From a young age, I have firmly believed that parenthood isn’t for me. Even as a child, I found dolls unsettling and real babies more annoying than endearing. Whenever I expressed my feelings to my parents, they would tell me, “You’ll change your mind.” Yet, here I am at 30, and my stance remains unchanged.
Children never appealed to me in the same way they do for many others. While I adore animals, human babies come across as little, wailing, diaper-wearing extraterrestrials. I’ve read enough articles on parenting to know just how stressful it can be, not to mention the trials of pregnancy and childbirth — all for the chance to raise a child who might not even appreciate your efforts. It feels like an enormous risk.
Additionally, I recognize that I wouldn’t be a good parent. I value my independence too much. After hosting friends for a weekend, I’m relieved to watch them leave; even my pet hamster’s late-night activities annoyed me. Call it selfish, but I thrive on the freedom to choose how I spend my time, and interruptions to my solitude disrupt my peace and productivity. My career is my passion, and I work tirelessly, often sacrificing my evenings and weekends to nurture it. You could say it’s my “baby”—except it doesn’t scream or need changing.

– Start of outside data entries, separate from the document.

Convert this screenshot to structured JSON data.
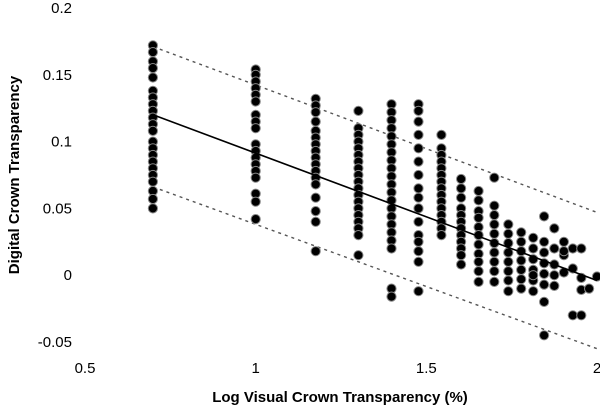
{
  "chart_data": {
    "type": "scatter",
    "title": "",
    "xlabel": "Log Visual Crown Transparency (%)",
    "ylabel": "Digital Crown Transparency",
    "xlim": [
      0.5,
      2.0
    ],
    "ylim": [
      -0.05,
      0.2
    ],
    "x_ticks": [
      "0.5",
      "1",
      "1.5",
      "2"
    ],
    "x_tick_values": [
      0.5,
      1.0,
      1.5,
      2.0
    ],
    "y_ticks": [
      "0.2",
      "0.15",
      "0.1",
      "0.05",
      "0",
      "-0.05"
    ],
    "y_tick_values": [
      0.2,
      0.15,
      0.1,
      0.05,
      0.0,
      -0.05
    ],
    "grid": false,
    "legend": "none",
    "marker_color": "#000000",
    "marker_edge": "#888888",
    "fit_line": {
      "x": [
        0.7,
        2.0
      ],
      "y": [
        0.12,
        -0.004
      ],
      "style": "solid"
    },
    "prediction_upper": {
      "x": [
        0.7,
        2.0
      ],
      "y": [
        0.171,
        0.047
      ],
      "style": "dotted"
    },
    "prediction_lower": {
      "x": [
        0.7,
        2.0
      ],
      "y": [
        0.066,
        -0.055
      ],
      "style": "dotted"
    },
    "series": [
      {
        "values": [
          [
            0.699,
            0.172
          ],
          [
            0.699,
            0.167
          ],
          [
            0.699,
            0.16
          ],
          [
            0.699,
            0.155
          ],
          [
            0.699,
            0.148
          ],
          [
            0.699,
            0.138
          ],
          [
            0.699,
            0.133
          ],
          [
            0.699,
            0.128
          ],
          [
            0.699,
            0.123
          ],
          [
            0.699,
            0.118
          ],
          [
            0.699,
            0.113
          ],
          [
            0.699,
            0.108
          ],
          [
            0.699,
            0.1
          ],
          [
            0.699,
            0.095
          ],
          [
            0.699,
            0.09
          ],
          [
            0.699,
            0.085
          ],
          [
            0.699,
            0.08
          ],
          [
            0.699,
            0.075
          ],
          [
            0.699,
            0.07
          ],
          [
            0.699,
            0.063
          ],
          [
            0.699,
            0.057
          ],
          [
            0.699,
            0.05
          ],
          [
            1.0,
            0.154
          ],
          [
            1.0,
            0.15
          ],
          [
            1.0,
            0.145
          ],
          [
            1.0,
            0.14
          ],
          [
            1.0,
            0.135
          ],
          [
            1.0,
            0.13
          ],
          [
            1.0,
            0.12
          ],
          [
            1.0,
            0.115
          ],
          [
            1.0,
            0.11
          ],
          [
            1.0,
            0.098
          ],
          [
            1.0,
            0.093
          ],
          [
            1.0,
            0.088
          ],
          [
            1.0,
            0.083
          ],
          [
            1.0,
            0.078
          ],
          [
            1.0,
            0.073
          ],
          [
            1.0,
            0.061
          ],
          [
            1.0,
            0.055
          ],
          [
            1.0,
            0.042
          ],
          [
            1.176,
            0.132
          ],
          [
            1.176,
            0.127
          ],
          [
            1.176,
            0.122
          ],
          [
            1.176,
            0.115
          ],
          [
            1.176,
            0.108
          ],
          [
            1.176,
            0.103
          ],
          [
            1.176,
            0.098
          ],
          [
            1.176,
            0.093
          ],
          [
            1.176,
            0.088
          ],
          [
            1.176,
            0.083
          ],
          [
            1.176,
            0.078
          ],
          [
            1.176,
            0.073
          ],
          [
            1.176,
            0.068
          ],
          [
            1.176,
            0.058
          ],
          [
            1.176,
            0.048
          ],
          [
            1.176,
            0.04
          ],
          [
            1.176,
            0.018
          ],
          [
            1.301,
            0.123
          ],
          [
            1.301,
            0.11
          ],
          [
            1.301,
            0.105
          ],
          [
            1.301,
            0.1
          ],
          [
            1.301,
            0.095
          ],
          [
            1.301,
            0.09
          ],
          [
            1.301,
            0.085
          ],
          [
            1.301,
            0.08
          ],
          [
            1.301,
            0.075
          ],
          [
            1.301,
            0.07
          ],
          [
            1.301,
            0.065
          ],
          [
            1.301,
            0.06
          ],
          [
            1.301,
            0.055
          ],
          [
            1.301,
            0.05
          ],
          [
            1.301,
            0.045
          ],
          [
            1.301,
            0.04
          ],
          [
            1.301,
            0.035
          ],
          [
            1.301,
            0.03
          ],
          [
            1.301,
            0.015
          ],
          [
            1.398,
            0.128
          ],
          [
            1.398,
            0.122
          ],
          [
            1.398,
            0.116
          ],
          [
            1.398,
            0.11
          ],
          [
            1.398,
            0.104
          ],
          [
            1.398,
            0.098
          ],
          [
            1.398,
            0.092
          ],
          [
            1.398,
            0.086
          ],
          [
            1.398,
            0.08
          ],
          [
            1.398,
            0.074
          ],
          [
            1.398,
            0.068
          ],
          [
            1.398,
            0.062
          ],
          [
            1.398,
            0.056
          ],
          [
            1.398,
            0.05
          ],
          [
            1.398,
            0.044
          ],
          [
            1.398,
            0.038
          ],
          [
            1.398,
            0.032
          ],
          [
            1.398,
            0.026
          ],
          [
            1.398,
            0.02
          ],
          [
            1.398,
            -0.01
          ],
          [
            1.398,
            -0.016
          ],
          [
            1.477,
            0.128
          ],
          [
            1.477,
            0.123
          ],
          [
            1.477,
            0.115
          ],
          [
            1.477,
            0.105
          ],
          [
            1.477,
            0.095
          ],
          [
            1.477,
            0.085
          ],
          [
            1.477,
            0.075
          ],
          [
            1.477,
            0.065
          ],
          [
            1.477,
            0.058
          ],
          [
            1.477,
            0.05
          ],
          [
            1.477,
            0.04
          ],
          [
            1.477,
            0.03
          ],
          [
            1.477,
            0.025
          ],
          [
            1.477,
            0.018
          ],
          [
            1.477,
            0.01
          ],
          [
            1.477,
            -0.012
          ],
          [
            1.544,
            0.105
          ],
          [
            1.544,
            0.095
          ],
          [
            1.544,
            0.09
          ],
          [
            1.544,
            0.085
          ],
          [
            1.544,
            0.08
          ],
          [
            1.544,
            0.075
          ],
          [
            1.544,
            0.07
          ],
          [
            1.544,
            0.065
          ],
          [
            1.544,
            0.06
          ],
          [
            1.544,
            0.055
          ],
          [
            1.544,
            0.05
          ],
          [
            1.544,
            0.045
          ],
          [
            1.544,
            0.04
          ],
          [
            1.544,
            0.035
          ],
          [
            1.544,
            0.03
          ],
          [
            1.602,
            0.072
          ],
          [
            1.602,
            0.065
          ],
          [
            1.602,
            0.058
          ],
          [
            1.602,
            0.05
          ],
          [
            1.602,
            0.045
          ],
          [
            1.602,
            0.04
          ],
          [
            1.602,
            0.035
          ],
          [
            1.602,
            0.03
          ],
          [
            1.602,
            0.025
          ],
          [
            1.602,
            0.02
          ],
          [
            1.602,
            0.015
          ],
          [
            1.602,
            0.008
          ],
          [
            1.653,
            0.063
          ],
          [
            1.653,
            0.056
          ],
          [
            1.653,
            0.048
          ],
          [
            1.653,
            0.043
          ],
          [
            1.653,
            0.036
          ],
          [
            1.653,
            0.03
          ],
          [
            1.653,
            0.023
          ],
          [
            1.653,
            0.016
          ],
          [
            1.653,
            0.01
          ],
          [
            1.653,
            0.003
          ],
          [
            1.653,
            -0.005
          ],
          [
            1.699,
            0.073
          ],
          [
            1.699,
            0.052
          ],
          [
            1.699,
            0.045
          ],
          [
            1.699,
            0.038
          ],
          [
            1.699,
            0.031
          ],
          [
            1.699,
            0.024
          ],
          [
            1.699,
            0.017
          ],
          [
            1.699,
            0.01
          ],
          [
            1.699,
            0.003
          ],
          [
            1.699,
            -0.005
          ],
          [
            1.74,
            0.038
          ],
          [
            1.74,
            0.031
          ],
          [
            1.74,
            0.024
          ],
          [
            1.74,
            0.017
          ],
          [
            1.74,
            0.01
          ],
          [
            1.74,
            0.003
          ],
          [
            1.74,
            -0.004
          ],
          [
            1.74,
            -0.012
          ],
          [
            1.778,
            0.032
          ],
          [
            1.778,
            0.025
          ],
          [
            1.778,
            0.018
          ],
          [
            1.778,
            0.011
          ],
          [
            1.778,
            0.004
          ],
          [
            1.778,
            -0.003
          ],
          [
            1.778,
            -0.01
          ],
          [
            1.813,
            0.028
          ],
          [
            1.813,
            0.02
          ],
          [
            1.813,
            0.012
          ],
          [
            1.813,
            0.004
          ],
          [
            1.813,
            -0.004
          ],
          [
            1.845,
            0.044
          ],
          [
            1.845,
            0.025
          ],
          [
            1.845,
            0.017
          ],
          [
            1.845,
            0.009
          ],
          [
            1.845,
            0.001
          ],
          [
            1.845,
            -0.007
          ],
          [
            1.875,
            0.035
          ],
          [
            1.875,
            0.02
          ],
          [
            1.875,
            0.008
          ],
          [
            1.875,
            0.0
          ],
          [
            1.875,
            -0.008
          ],
          [
            1.903,
            0.025
          ],
          [
            1.903,
            0.015
          ],
          [
            1.903,
            0.002
          ],
          [
            1.929,
            0.02
          ],
          [
            1.929,
            0.005
          ],
          [
            1.954,
            0.02
          ],
          [
            1.954,
            -0.002
          ],
          [
            1.813,
            0.0
          ],
          [
            1.813,
            -0.012
          ],
          [
            1.845,
            -0.02
          ],
          [
            1.903,
            0.018
          ],
          [
            1.929,
            -0.03
          ],
          [
            1.954,
            -0.03
          ],
          [
            1.954,
            -0.011
          ],
          [
            1.977,
            -0.01
          ],
          [
            1.845,
            -0.045
          ],
          [
            2.0,
            -0.001
          ]
        ]
      }
    ]
  }
}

Despite my disinterest in children, many people jump to the assumption that I must love being around them. Friends often ask questions like, “What names do you have in mind for your kids?” or “How many do you want?” Their shock when I reply with “none” is palpable. Parents whose children invade my personal space in public places often smile knowingly, as if I should feel grateful for their little ones’ germs. I doubt society would impose such expectations if I were a man.
I hope that the men I date understand that not every woman has an innate love for children. I used to dismiss my lack of desire for kids as a non-factor in dating, thinking perhaps my views might change or that the relationship wouldn’t last long enough for it to matter. However, after witnessing several friends’ partnerships falter over disagreements about having children, I’ve concluded that dating someone who wants kids would be a waste of time — just a delay before the inevitable breakup.
Topics like children don’t usually come up on first dates, but thankfully, some dating platforms allow you to specify your preferences regarding kids in your profile. I’m still working on finding a smooth way to broach this subject when meeting someone in person, but I’ll keep you posted if I find a solution.
There have been moments when I considered compromising if I met a perfect partner who felt strongly about having children. However, I quickly dismissed that idea. I can’t sacrifice my comfort for someone else’s desires. Even if I were to consider adoption, I still wouldn’t be cut out for parenting. That’s perfectly fine — I excel in other areas, like singing songs on cue when someone names a word.
A conversation with a friend about her challenging relationship with her mother crystallized my feelings about parenthood. “I don’t think she ever really wanted kids,” she shared. “She just had us because it was expected. Now she resents me for it.” I refuse to be a mother who resents her children, and for me, that means choosing not to become a mother at all.
With more individuals opting not to have children, it’s becoming increasingly clear that raising a family isn’t the sole path to a fulfilling life. The world has plenty of children, so the only people who should become parents are those who genuinely want it — those who relished babysitting or dreamed of teaching. I admire that mindset, but I can’t relate.
As for myself, I’ve successfully raised three hamsters to adulthood, so perhaps a cat is my next step. I wouldn’t mind being the fun aunt who can enjoy time with nieces and nephews before handing them back to their parents — plus, I can still focus on work with cats around. The role of a parent is a lifelong commitment, and out of respect for that responsibility, I firmly believe it’s not for everyone. It’s certainly not for me.
For those interested in alternative paths to parenthood, you can explore more about home insemination in this helpful guide or check out authoritative resources like this one.
Summary
The author reflects on their lifelong choice to remain child-free, expressing contentment with their decision while highlighting the societal assumptions and pressures surrounding parenthood. They emphasize the importance of wanting children genuinely before taking on the responsibilities of parenting and acknowledge their fulfillment in other areas of life.